Henry Wilcox (John Benjamin Hickey) has some sharp things to say to the younger generation in Matthew Lopez’s The Inheritance (photo by Matthew Murphy for MurphyMade, 2019)

“With personal relationships. Here is something comparatively solid in a world full of violence and cruelty,” Forster wrote in his seminal 1938 essay “What I Believe,” continuing, “Not absolutely solid, for Psychology has split and shattered the idea of a ‘Person,’ and has shown that there is something incalculable in each of us, which may at any moment rise to the surface and destroy our normal balance. We don’t know what we are like. We can’t know what other people are like. How, then, can we put any trust in personal relationships, or cling to them in the gathering political storm? In theory we cannot. But in practice we can and do.” Lopez (The Whipping Man, The Legend of Georgia McBride) captures that part of Forster’s ethos but also strays from it too often.
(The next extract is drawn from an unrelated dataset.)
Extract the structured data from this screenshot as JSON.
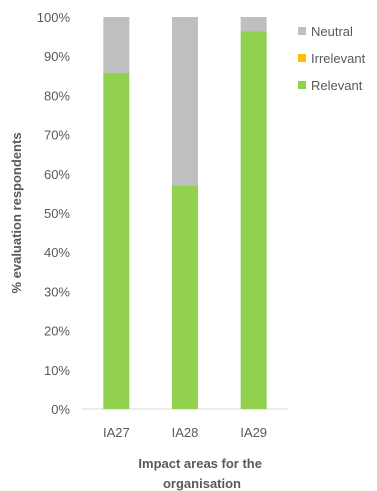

There is also a very noticeable lack of women in the story, and only one onstage, the key figure of Margaret, played by the impeccable Lois Smith (The Trip to Bountiful, Marjorie Prime), who sums it all up at the end, but by that time Lopez has long bit off more than he can chew, taking on too much and losing focus of the main plot in favor of emotionally manipulative scenes that lack the necessary subtlety even as he tackles such intense subjects as gay eroticism, class, sex, AIDS, and, most critically, legacy. The Inheritance is filled with delicate, beautiful scenes that will move you deeply, unforgettable moments that exemplify what makes live theater so potent. But it just can’t sustain itself for six and a half hours.